By March 1376 she had married her second husband, fishmonger and major landowner John Philipot, who was a colleague of Brembre’s. Philipot’s second wife had died at about the same time as Margaret’s first husband. Margaret’s fortune increased with the death of her father in 1376.

Brembre and Philipot dominated London politics in the 1380s, with Philipot being Lord Mayor of London in 1378. Margaret became Lady Philipot when her husband received a knighthood during the Peasants' Revolt in 1381. In his will he provided Margaret with a life estate, at the expense of his grown-up children, and made her responsible for some of the religious bequests in his will. Margaret’s sons with Berlingham were disinherited from their share in the Stodeye money in order to provide a marriage portion for Sir John Philipot's eldest daughter by his previous marriage; but Sir John was generous to Idonia Berlingham.
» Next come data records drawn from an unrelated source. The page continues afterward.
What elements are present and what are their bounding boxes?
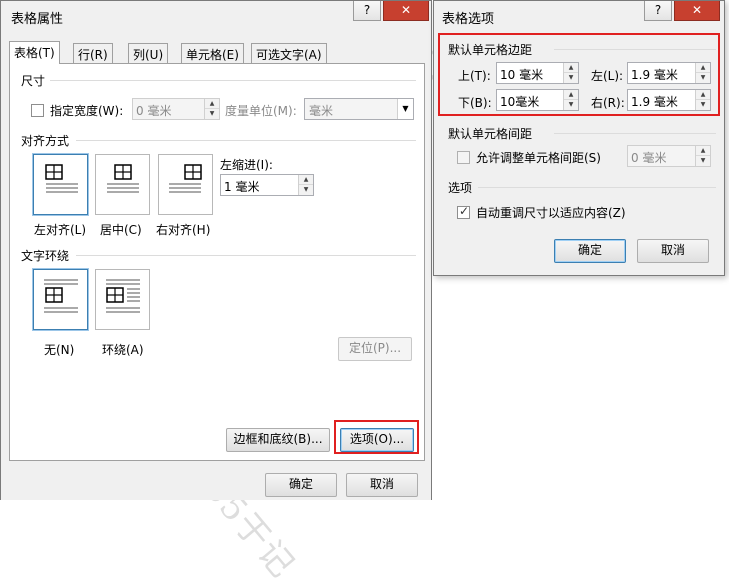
left-margin-stepper[interactable]: 1.9 毫米 ▲ ▼ (627, 62, 711, 84)
alignment-section-label: 对齐方式 (21, 134, 70, 148)
spin-down-icon[interactable]: ▼ (696, 100, 710, 110)
spacing-value: 0 毫米 (631, 151, 667, 165)
wrap-around-option[interactable] (95, 269, 150, 330)
measure-unit-value: 毫米 (309, 104, 334, 118)
indent-stepper[interactable]: 1 毫米 ▲ ▼ (220, 174, 314, 196)
allow-spacing-checkbox[interactable] (457, 151, 470, 164)
preferred-width-label: 指定宽度(W): (50, 104, 124, 118)
spin-down-icon[interactable]: ▼ (205, 109, 219, 119)
table-options-dialog: 表格选项 ? ✕ 默认单元格边距 上(T): 10 毫米 ▲ ▼ 左(L): 1.… (433, 0, 725, 276)
close-button[interactable]: ✕ (674, 1, 720, 21)
right-margin-stepper[interactable]: 1.9 毫米 ▲ ▼ (627, 89, 711, 111)
title-bar: 表格属性 ? ✕ (1, 1, 431, 31)
spin-up-icon[interactable]: ▲ (205, 99, 219, 109)
dialog-title: 表格属性 (11, 12, 64, 27)
align-left-label: 左对齐(L) (34, 223, 87, 237)
divider (554, 133, 716, 134)
cancel-button[interactable]: 取消 (637, 239, 709, 263)
cancel-button[interactable]: 取消 (346, 473, 418, 497)
spin-up-icon[interactable]: ▲ (696, 63, 710, 73)
top-margin-stepper[interactable]: 10 毫米 ▲ ▼ (496, 62, 579, 84)
preferred-width-value: 0 毫米 (136, 104, 172, 118)
wrap-none-icon (44, 279, 78, 313)
divider (76, 140, 416, 141)
indent-label: 左缩进(I): (220, 158, 273, 172)
wrap-none-label: 无(N) (44, 343, 75, 357)
spin-down-icon[interactable]: ▼ (696, 73, 710, 83)
align-center-label: 居中(C) (100, 223, 142, 237)
tab-column[interactable]: 列(U) (128, 43, 169, 63)
align-left-option[interactable] (33, 154, 88, 215)
spin-down-icon[interactable]: ▼ (564, 73, 578, 83)
spin-up-icon[interactable]: ▲ (696, 90, 710, 100)
measure-unit-label: 度量单位(M): (225, 104, 297, 118)
spacing-section-label: 默认单元格间距 (448, 127, 533, 141)
bottom-margin-value: 10毫米 (500, 95, 540, 109)
bottom-margin-label: 下(B): (458, 96, 492, 110)
divider (554, 49, 716, 50)
spin-up-icon[interactable]: ▲ (299, 175, 313, 185)
help-button[interactable]: ? (644, 1, 672, 21)
left-margin-label: 左(L): (591, 69, 624, 83)
spacing-stepper[interactable]: 0 毫米 ▲ ▼ (627, 145, 711, 167)
spin-down-icon[interactable]: ▼ (299, 185, 313, 195)
spin-down-icon[interactable]: ▼ (696, 156, 710, 166)
tab-row[interactable]: 行(R) (73, 43, 113, 63)
tab-cell[interactable]: 单元格(E) (181, 43, 244, 63)
spin-up-icon[interactable]: ▲ (564, 90, 578, 100)
top-margin-label: 上(T): (458, 69, 491, 83)
left-margin-value: 1.9 毫米 (631, 68, 678, 82)
align-left-icon (45, 164, 78, 193)
align-right-icon (169, 164, 202, 193)
align-center-icon (107, 164, 139, 193)
divider (478, 187, 716, 188)
wrapping-section-label: 文字环绕 (21, 249, 70, 263)
ok-button[interactable]: 确定 (554, 239, 626, 263)
positioning-button[interactable]: 定位(P)... (338, 337, 412, 361)
title-bar: 表格选项 ? ✕ (434, 1, 724, 31)
margins-section-label: 默认单元格边距 (448, 43, 533, 57)
chevron-down-icon[interactable]: ▼ (397, 99, 413, 119)
close-button[interactable]: ✕ (383, 1, 429, 21)
autoresize-label: 自动重调尺寸以适应内容(Z) (476, 206, 626, 220)
divider (50, 80, 416, 81)
wrap-around-label: 环绕(A) (102, 343, 144, 357)
preferred-width-stepper[interactable]: 0 毫米 ▲ ▼ (132, 98, 220, 120)
preferred-width-checkbox[interactable] (31, 104, 44, 117)
spin-down-icon[interactable]: ▼ (564, 100, 578, 110)
wrap-around-icon (106, 279, 140, 313)
tab-panel: 尺寸 指定宽度(W): 0 毫米 ▲ ▼ 度量单位(M): 毫米 ▼ 对齐方式 左 (9, 63, 425, 461)
right-margin-label: 右(R): (591, 96, 625, 110)
ok-button[interactable]: 确定 (265, 473, 337, 497)
help-button[interactable]: ? (353, 1, 381, 21)
measure-unit-select[interactable]: 毫米 ▼ (304, 98, 414, 120)
right-margin-value: 1.9 毫米 (631, 95, 678, 109)
spin-up-icon[interactable]: ▲ (564, 63, 578, 73)
options-button[interactable]: 选项(O)... (340, 428, 414, 452)
spin-up-icon[interactable]: ▲ (696, 146, 710, 156)
tab-table[interactable]: 表格(T) (9, 41, 60, 64)
bottom-margin-stepper[interactable]: 10毫米 ▲ ▼ (496, 89, 579, 111)
indent-value: 1 毫米 (224, 180, 260, 194)
options-section-label: 选项 (448, 181, 473, 195)
align-right-label: 右对齐(H) (156, 223, 211, 237)
top-margin-value: 10 毫米 (500, 68, 544, 82)
divider (76, 255, 416, 256)
size-section-label: 尺寸 (21, 74, 46, 88)
wrap-none-option[interactable] (33, 269, 88, 330)
align-right-option[interactable] (158, 154, 213, 215)
dialog-title: 表格选项 (442, 12, 495, 27)
tab-alt-text[interactable]: 可选文字(A) (251, 43, 327, 63)
borders-shading-button[interactable]: 边框和底纹(B)... (226, 428, 330, 452)
autoresize-checkbox[interactable] (457, 204, 470, 219)
table-properties-dialog: 表格属性 ? ✕ 表格(T) 行(R) 列(U) 单元格(E) 可选文字(A) … (0, 0, 432, 500)
allow-spacing-label: 允许调整单元格间距(S) (476, 151, 601, 165)
align-center-option[interactable] (95, 154, 150, 215)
Sir John died in 1384, and Margaret’s brothers-in-law Brembre and Vanner became trustees of all her property and made plans to marry her daughter Idonia Berlingham to an associate of Vanner’s.

=== John Fitznichol ===
Margaret married as her third husband bureaucrat John Fitznichol, who was trustee of Brembre’s country estates, in about 1387. Fitznichol was not as wealthy as Margaret's other husbands, but had close connections to the royal court. These connections led to Margaret’s sister Idonia marrying her second husband, Sir Baldwin Raddington, a member of the king's household. When Brembre was executed in 1388, Vanner and Fitznichol attempted to recover his property. Fitznichol died in 1391, leaving Margaret a life interest in his holdings in London.

=== Adam Bamme ===
Margaret’s fourth marriage was her 'most politically expedient.' She married Adam Bamme, a goldsmith who had been a political opponent of Brembre’s. Bamme helped Margaret to escape debt-payments and to recover money from Sir John Philipot's estate as well as some of Brembre's property. They had a son, Richard, in about 1397. Bamme died during his second term as Mayor of London that year.

== Widowhood ==
In her fourth widowhood, and in control of her own property after the death of her brothers-in-law Brembre and Vanner, Margaret decided to 'remove herself permanently from the marriage market' by taking a vow of chastity before the Bishop of London, seven weeks after her fourth husband’s death. Brembre and Vanner having had no surviving children, Margaret and the children of her youngest sister Joan inherited the last of the Stodeye inheritance after the deaths of Brembre's and Vanner's wives, and Margaret inherited further property on the death of her relative Joan Gisors. After selling some of her holdings to clear Bamme's debts, she had an annual income of £116. She went by the name Lady Philipot, but asked to be buried next to Adam Bamme. Her will makes no mention of her first or third husbands or of her three children by Berlingham, but she involved her youngest son Richard Bamme in property conveyances from 1407 and left all her London holdings to him on her death in 1431.